20) Hari invested an amount of Rs.8000 in a fixed deposit scheme for 2 years at compound interest rate of 5 p.c.p.a. How much amount will Hari get on maturity of the fixed deposit?

Sol: = Rs.[8000*(1+5/100)2]

=> Rs.[8000*21/20*21/20]

=Rs.8820.

21) What will be the cost of gardening 1 metre broad boundary around a rectangular plot having perimeter of 340 metres at the rate of Rs.10 per square metre?

Sol : 2(l+b) = 340

Area of the boundary [(l+2)(b+2)-lb]

=> 2(l+b)+4 = 344

Therefore, Cost of gardening = Rs.(344*10) = Rs.3440

22) A cow is tethered in the middle of a field with a 14 feet long rope. If the cow grazes 100 sq.ft. per day, then approximately what time will be taken by the cow to graze the whole field?

Sol : Area of the field grazed = [22/7*14*14]sq.ft. = 616 sq.ft.

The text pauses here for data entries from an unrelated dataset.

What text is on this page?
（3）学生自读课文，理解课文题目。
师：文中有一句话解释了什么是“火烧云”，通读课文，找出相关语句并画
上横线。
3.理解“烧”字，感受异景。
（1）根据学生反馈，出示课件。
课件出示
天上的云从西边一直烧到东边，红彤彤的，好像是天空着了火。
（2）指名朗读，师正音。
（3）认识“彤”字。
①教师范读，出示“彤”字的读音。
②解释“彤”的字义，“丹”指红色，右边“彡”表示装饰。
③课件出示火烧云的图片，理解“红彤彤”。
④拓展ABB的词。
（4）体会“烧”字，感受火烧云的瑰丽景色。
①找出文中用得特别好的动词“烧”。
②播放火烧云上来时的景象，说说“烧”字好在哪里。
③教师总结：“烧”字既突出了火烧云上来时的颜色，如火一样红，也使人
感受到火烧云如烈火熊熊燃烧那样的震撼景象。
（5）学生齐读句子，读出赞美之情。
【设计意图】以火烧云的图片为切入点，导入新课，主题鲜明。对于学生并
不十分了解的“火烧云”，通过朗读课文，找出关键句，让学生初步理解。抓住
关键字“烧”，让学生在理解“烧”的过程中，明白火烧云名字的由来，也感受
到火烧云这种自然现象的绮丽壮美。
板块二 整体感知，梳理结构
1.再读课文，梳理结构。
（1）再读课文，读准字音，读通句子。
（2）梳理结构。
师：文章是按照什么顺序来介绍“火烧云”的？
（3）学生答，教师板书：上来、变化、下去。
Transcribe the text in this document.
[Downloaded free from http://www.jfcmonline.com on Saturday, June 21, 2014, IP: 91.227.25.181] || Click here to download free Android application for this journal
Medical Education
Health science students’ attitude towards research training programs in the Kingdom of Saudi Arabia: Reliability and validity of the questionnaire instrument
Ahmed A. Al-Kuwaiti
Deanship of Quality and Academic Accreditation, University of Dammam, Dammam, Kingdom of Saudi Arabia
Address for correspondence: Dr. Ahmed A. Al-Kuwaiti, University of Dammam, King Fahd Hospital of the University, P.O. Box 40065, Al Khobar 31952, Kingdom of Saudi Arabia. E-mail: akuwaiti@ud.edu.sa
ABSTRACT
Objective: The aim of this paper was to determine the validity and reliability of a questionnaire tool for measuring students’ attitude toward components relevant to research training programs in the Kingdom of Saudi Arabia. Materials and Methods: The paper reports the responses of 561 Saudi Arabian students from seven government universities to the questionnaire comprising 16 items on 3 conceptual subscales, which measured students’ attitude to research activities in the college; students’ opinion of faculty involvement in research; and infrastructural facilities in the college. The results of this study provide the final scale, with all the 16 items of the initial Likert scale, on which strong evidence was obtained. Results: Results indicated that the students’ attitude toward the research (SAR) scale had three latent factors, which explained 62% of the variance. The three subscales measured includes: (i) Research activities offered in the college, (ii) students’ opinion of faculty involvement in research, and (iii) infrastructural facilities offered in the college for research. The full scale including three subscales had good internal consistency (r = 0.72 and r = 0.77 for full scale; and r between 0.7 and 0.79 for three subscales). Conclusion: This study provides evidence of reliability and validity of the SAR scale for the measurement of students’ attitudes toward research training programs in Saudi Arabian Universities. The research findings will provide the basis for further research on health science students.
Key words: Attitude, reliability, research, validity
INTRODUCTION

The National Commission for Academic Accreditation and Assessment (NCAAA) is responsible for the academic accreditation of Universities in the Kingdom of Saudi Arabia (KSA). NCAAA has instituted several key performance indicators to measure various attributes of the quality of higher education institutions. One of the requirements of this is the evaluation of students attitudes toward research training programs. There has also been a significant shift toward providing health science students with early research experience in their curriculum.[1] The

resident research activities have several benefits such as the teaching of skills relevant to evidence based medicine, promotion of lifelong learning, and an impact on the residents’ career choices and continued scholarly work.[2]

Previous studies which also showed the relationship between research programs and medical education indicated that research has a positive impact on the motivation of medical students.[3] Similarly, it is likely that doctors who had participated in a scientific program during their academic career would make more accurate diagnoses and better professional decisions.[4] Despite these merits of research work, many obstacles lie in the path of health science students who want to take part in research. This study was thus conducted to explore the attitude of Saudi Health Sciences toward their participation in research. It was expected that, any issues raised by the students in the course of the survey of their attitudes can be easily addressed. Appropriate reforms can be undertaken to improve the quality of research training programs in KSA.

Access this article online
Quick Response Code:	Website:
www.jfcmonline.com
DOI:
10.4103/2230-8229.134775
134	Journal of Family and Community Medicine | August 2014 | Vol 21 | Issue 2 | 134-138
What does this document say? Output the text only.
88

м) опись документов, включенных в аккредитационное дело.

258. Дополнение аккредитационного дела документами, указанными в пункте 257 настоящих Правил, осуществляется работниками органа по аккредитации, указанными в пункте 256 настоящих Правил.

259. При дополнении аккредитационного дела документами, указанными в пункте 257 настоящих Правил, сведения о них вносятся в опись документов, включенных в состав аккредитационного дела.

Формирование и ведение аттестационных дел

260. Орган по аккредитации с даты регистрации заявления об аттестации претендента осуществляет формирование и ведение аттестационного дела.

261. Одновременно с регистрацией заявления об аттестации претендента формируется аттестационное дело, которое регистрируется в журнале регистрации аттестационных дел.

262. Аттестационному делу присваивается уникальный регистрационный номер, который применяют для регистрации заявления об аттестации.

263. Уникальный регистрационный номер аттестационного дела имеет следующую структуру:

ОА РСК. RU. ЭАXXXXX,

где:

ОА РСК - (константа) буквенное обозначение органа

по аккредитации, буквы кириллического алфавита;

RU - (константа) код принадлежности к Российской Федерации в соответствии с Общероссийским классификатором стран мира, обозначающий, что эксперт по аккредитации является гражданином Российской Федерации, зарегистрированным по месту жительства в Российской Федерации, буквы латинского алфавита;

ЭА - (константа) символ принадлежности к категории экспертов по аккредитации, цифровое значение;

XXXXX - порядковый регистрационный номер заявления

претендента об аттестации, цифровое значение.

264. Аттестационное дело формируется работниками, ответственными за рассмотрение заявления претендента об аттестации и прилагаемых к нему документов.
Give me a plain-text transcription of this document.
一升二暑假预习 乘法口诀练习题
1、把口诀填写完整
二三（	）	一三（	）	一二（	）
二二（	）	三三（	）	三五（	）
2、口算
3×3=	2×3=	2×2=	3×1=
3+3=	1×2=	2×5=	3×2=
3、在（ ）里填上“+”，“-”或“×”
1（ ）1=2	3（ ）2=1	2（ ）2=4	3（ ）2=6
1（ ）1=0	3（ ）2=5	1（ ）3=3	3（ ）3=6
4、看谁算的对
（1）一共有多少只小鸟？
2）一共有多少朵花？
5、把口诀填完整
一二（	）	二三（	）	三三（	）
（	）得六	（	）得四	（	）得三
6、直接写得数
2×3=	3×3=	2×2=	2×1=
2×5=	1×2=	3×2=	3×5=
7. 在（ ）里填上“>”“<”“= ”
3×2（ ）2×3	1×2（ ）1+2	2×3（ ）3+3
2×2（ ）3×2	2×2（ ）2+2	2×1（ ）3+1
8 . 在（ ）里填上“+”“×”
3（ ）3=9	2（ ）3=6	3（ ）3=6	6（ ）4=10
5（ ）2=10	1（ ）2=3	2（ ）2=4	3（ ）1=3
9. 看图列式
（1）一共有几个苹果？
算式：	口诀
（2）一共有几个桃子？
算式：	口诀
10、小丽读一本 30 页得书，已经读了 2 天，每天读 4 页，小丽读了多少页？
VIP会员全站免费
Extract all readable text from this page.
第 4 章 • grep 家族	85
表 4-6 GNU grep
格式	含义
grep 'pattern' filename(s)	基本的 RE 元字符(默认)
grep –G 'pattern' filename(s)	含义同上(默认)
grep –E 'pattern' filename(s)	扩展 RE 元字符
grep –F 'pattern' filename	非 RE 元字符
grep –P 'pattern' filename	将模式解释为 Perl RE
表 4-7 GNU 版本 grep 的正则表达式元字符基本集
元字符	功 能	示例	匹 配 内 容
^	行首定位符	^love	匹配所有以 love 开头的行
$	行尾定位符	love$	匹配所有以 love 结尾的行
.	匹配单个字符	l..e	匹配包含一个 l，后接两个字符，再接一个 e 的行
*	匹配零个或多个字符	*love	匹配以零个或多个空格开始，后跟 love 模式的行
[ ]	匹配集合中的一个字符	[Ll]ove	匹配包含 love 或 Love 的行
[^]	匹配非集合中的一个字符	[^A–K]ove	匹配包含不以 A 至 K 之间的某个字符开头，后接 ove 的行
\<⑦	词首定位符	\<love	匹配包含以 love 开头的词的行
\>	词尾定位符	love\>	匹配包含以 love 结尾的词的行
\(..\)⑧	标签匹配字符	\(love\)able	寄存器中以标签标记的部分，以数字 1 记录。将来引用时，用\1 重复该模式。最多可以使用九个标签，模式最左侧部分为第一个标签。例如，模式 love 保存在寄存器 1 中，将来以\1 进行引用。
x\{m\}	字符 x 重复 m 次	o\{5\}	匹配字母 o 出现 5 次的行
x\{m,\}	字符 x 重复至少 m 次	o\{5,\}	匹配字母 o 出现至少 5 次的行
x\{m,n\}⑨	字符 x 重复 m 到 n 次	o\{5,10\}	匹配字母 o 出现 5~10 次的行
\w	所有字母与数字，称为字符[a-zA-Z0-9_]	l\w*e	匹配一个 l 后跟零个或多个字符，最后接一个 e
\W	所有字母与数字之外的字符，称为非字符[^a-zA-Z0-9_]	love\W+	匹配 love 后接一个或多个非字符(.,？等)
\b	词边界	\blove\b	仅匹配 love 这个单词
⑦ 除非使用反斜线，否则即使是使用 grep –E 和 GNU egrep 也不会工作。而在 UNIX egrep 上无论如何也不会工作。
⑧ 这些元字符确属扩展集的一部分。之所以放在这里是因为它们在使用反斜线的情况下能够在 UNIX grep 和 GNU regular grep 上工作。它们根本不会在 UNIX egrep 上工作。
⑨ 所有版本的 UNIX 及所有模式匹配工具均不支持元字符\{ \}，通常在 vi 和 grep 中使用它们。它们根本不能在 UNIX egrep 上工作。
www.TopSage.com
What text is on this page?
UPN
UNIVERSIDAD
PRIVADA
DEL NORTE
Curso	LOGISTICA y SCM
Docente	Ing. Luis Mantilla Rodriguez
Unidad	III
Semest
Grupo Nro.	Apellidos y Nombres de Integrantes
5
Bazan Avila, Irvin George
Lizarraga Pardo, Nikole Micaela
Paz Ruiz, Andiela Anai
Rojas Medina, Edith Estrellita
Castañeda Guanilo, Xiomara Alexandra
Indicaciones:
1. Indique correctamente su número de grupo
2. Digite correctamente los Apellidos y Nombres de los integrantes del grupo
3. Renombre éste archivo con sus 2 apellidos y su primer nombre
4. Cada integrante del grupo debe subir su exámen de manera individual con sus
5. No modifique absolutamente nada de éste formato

Number of days taken to graze the field = 616/100 days

=> 6 days(approx.).

23) A park square in shape has a 3 metre wide road inside it running along its sides. The area occupied by the road is 1764 square metres. What is the perimeter along the outer edge of the road?

Sol: Let the length of the outer edge be x metres. Then, length of the inner edge =(x-6)m.

=> x2-(x-6)2 = 1764

=> x2-(x2-12x+36) = 1764

=> 12x = 1800 => x=150.

Required perimeter = (4x)m = (4*150)m = 600m.

24) The diameter of the driving wheel of a bus in 140 cm. How many revolutions per minute must the wheel make in order to keep a speed of 66 kmph?

Sol: Distance to be covered in 1 min. = [66*1000/60]m = 1100m

Circumference of the wheel = [2*22/7*0.70]m = 4.4m.

Number of revolutions per min. = 1100/4.4 = 250

25) A sum of money at simple interest amounts to Rs.720 after 2 years and to Rs.1020 after a further period of 5 years. The sum is :

Sol: S.I. for 5 years = Rs.(1020-720) = Rs.300

S.I. for 2 years = Rs.(300/5)*2 = Rs.120.

Therefore, Principal = Rs.(720-120) = Rs.600.